Testing the limits of prostate cancer

18 September 2020

How a UQ graduate is using technology to improve diagnosis and change behaviours

By Mark Schroder


Inspiration can come in the most unlikely places.

For Dr Elliot Smith (Bachelor of Engineering '12, Doctor of Philosophy '17), his lightbulb moment came while sipping beers at a networking event with well-known entrepreneur and investor Steve Baxter.  

"We were talking about people we knew who had been diagnosed with medical problems and how tired we were of hearing the phrase 'I wish we got this sooner' from doctors," Smith said.

"Steve said that it would be great if someone could build a machine that analyses a wide range of data about these diseases, and then combines that with the clinical test results to provide a much more comprehensive diagnosis. Then we could identify and fix the problem much faster.

"And with classic two-beer gusto, I said to Steve, 'You know, I reckon I could build one of those' and soon after he challenged me to do precisely that."

Maxwell Plus founder Dr Elliot Smith.

It was an idea Smith grasped with both hands. Uniquely skilled with a background in engineering, medical imaging, numerical optimisation and artificial intelligence, he had also experienced a childhood filled with an everchanging landscape of new opportunities.

Born in Wisconsin in the United States, Smith quickly became a citizen of the world as his family moved to Sau Paulo in Brazil, then Singapore, Shanghai and Sydney before finally settling in Brisbane in 2006.

His outlook was never going to be confined by boundaries, and this capacity to think outside the square enabled Smith to create Maxwell Plus – an innovative group of expert clinicians using artificial intelligence to reinvent prostate cancer testing.

By combining machine learning with medical data including imaging, pathology, histology and genomics, Maxwell Plus enables faster and more accurate diagnosis.
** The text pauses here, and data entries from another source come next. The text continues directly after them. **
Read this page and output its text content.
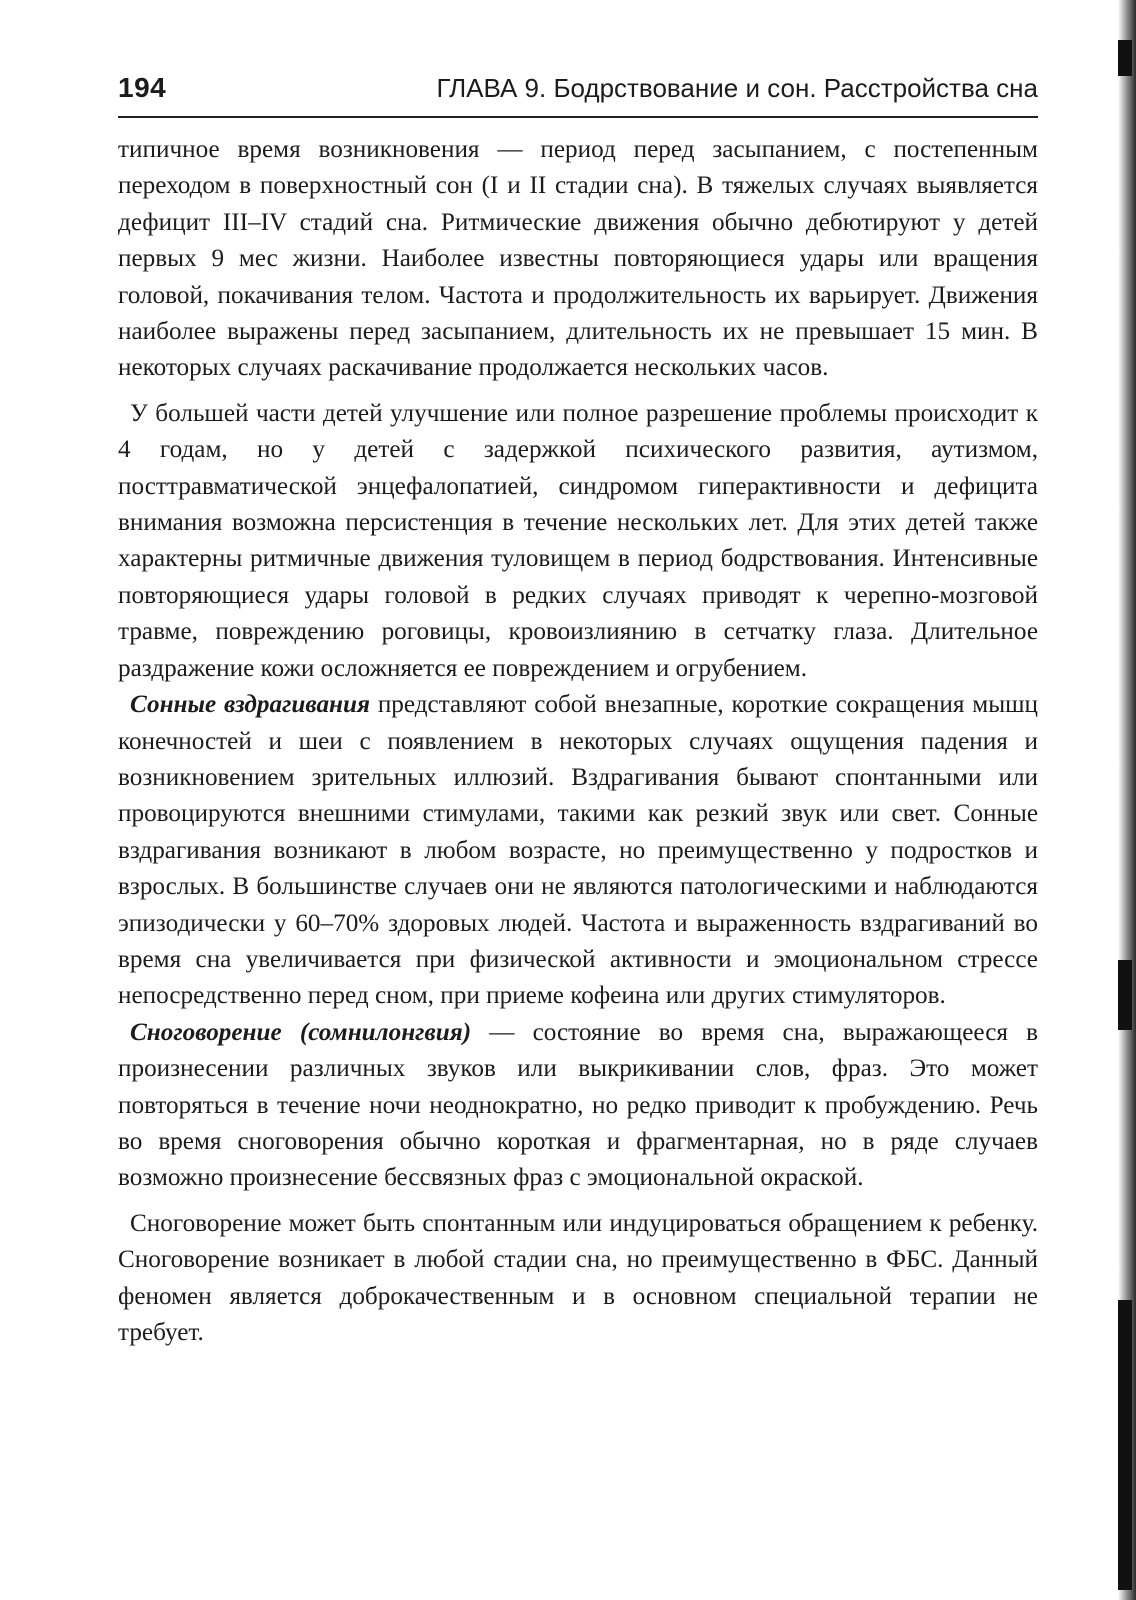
194	ГЛАВА 9. Бодрствование и сон. Расстройства сна

типичное время возникновения — период перед засыпанием, с постепенным переходом в поверхностный сон (I и II стадии сна). В тяжелых случаях выявляется дефицит III–IV стадий сна. Ритмические движения обычно дебютируют у детей первых 9 мес жизни. Наиболее известны повторяющиеся удары или вращения головой, покачивания телом. Частота и продолжительность их варьирует. Движения наиболее выражены перед засыпанием, длительность их не превышает 15 мин. В некоторых случаях раскачивание продолжается нескольких часов.

У большей части детей улучшение или полное разрешение проблемы происходит к 4 годам, но у детей с задержкой психического развития, аутизмом, посттравматической энцефалопатией, синдромом гиперактивности и дефицита внимания возможна персистенция в течение нескольких лет. Для этих детей также характерны ритмичные движения туловищем в период бодрствования. Интенсивные повторяющиеся удары головой в редких случаях приводят к черепно-мозговой травме, повреждению роговицы, кровоизлиянию в сетчатку глаза. Длительное раздражение кожи осложняется ее повреждением и огрубением.

Сонные вздрагивания представляют собой внезапные, короткие сокращения мышц конечностей и шеи с появлением в некоторых случаях ощущения падения и возникновением зрительных иллюзий. Вздрагивания бывают спонтанными или провоцируются внешними стимулами, такими как резкий звук или свет. Сонные вздрагивания возникают в любом возрасте, но преимущественно у подростков и взрослых. В большинстве случаев они не являются патологическими и наблюдаются эпизодически у 60–70% здоровых людей. Частота и выраженность вздрагиваний во время сна увеличивается при физической активности и эмоциональном стрессе непосредственно перед сном, при приеме кофеина или других стимуляторов.

Сноговорение (сомнилонгвия) — состояние во время сна, выражающееся в произнесении различных звуков или выкрикивании слов, фраз. Это может повторяться в течение ночи неоднократно, но редко приводит к пробуждению. Речь во время сноговорения обычно короткая и фрагментарная, но в ряде случаев возможно произнесение бессвязных фраз с эмоциональной окраской.

Сноговорение может быть спонтанным или индуцироваться обращением к ребенку. Сноговорение возникает в любой стадии сна, но преимущественно в ФБС. Данный феномен является доброкачественным и в основном специальной терапии не требует.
"Our big ambition is to make sure that nobody dies of prostate cancer anymore. It affects one in six men, but has a 98 per cent survival rate if detected quickly," Smith said.

"The information that clinicians currently get back from the PSA (prostate-specific antigen) blood test has been criticised in the past for not being robust enough just on its own.

"In comparison to breast cancer –which has a very robust screening, early diagnosis and treatment protocol –I could see that things needed to get much better."   

While based in Brisbane, Maxwell Plus offers services nationally, with an online offering that partners with a range of blood testing providers. Just four years after launching, Smith said he could already see a positive change in behaviour from men.

"Being able to offer a solution that's accurate, non-invasive and pretty easy to do has undoubtedly helped a lot of men take the step from thinking about getting testing to having it done,” he said.

"Last year, about 51 per cent of the guys who got tested through us had never had it done before.

"They saw this as a new opportunity, a new way to get started. And that's been a positive outcome."

Maxwell Plus uses a combination of machine learning and medical data to more easily and accurately test for prostate cancer.

Maxwell Plus is not Smith's first attempt at combining medicine and technology.

In the final year of his undergraduate degree, in a scene reminiscent of the chat he would have with Steve Baxter years later, he and some fellow students were set a challenge by a clinician at the Mater Children's Hospital. 

The goal, to design a way to track the effectiveness of physiotherapy for patients with cystic fibrosis, particularly children, resulted in his acceptance into UQ Ventures' renowned start-up accelerator, ilab. Here, Smith and his co-founders created 'Pepster', a system that delivered breathing therapy for patients based on Positive Expiratory Pressure (PEP) exercises.

Consisting of a face mask with bluetooth connectivity and a tablet computer, Pepster included an interactive app that 'gamified' important breathing exercises by using a patient's breath as the controller.

Unlike other devices, Pepster also recorded the breath measurements while the patient played the games, allowing physicians to monitor their patient's progress.

The Pepster system, co-developed by Dr Elliot Smith, delivered breathing therapy for patients with cystic fibrosis.

For parents who often had to persuade small children to do an hour of tedious but vitally important breathing exercises every day, Pepster was a blessing.

"The feedback from parents was that their children genuinely enjoyed the experience and it stopped being such a chore," he said.

Smith said students should look to immerse themselves in the start-up community while undertaking their university studies.

"I would highly recommend doing that to students studying just about any course,” he said. 

"You learn a lot of lessons; you can watch a lot of stuff happen in real time, so that when you are ready to start your venture, you can shortcut a lot of those mistakes.”

Smith said another benefit of doing casual or part-time work with a start-up is the connections you make the CEO or Founder and the job opportunities that can result from that.

"Most of the time they're understaffed, so they're probably going to be pretty willing to bring extra people on board,” he said. 

"And it's much better than filling out the same online resume form for a million different large companies, only to be told that you don't have the position for the upcoming summer break."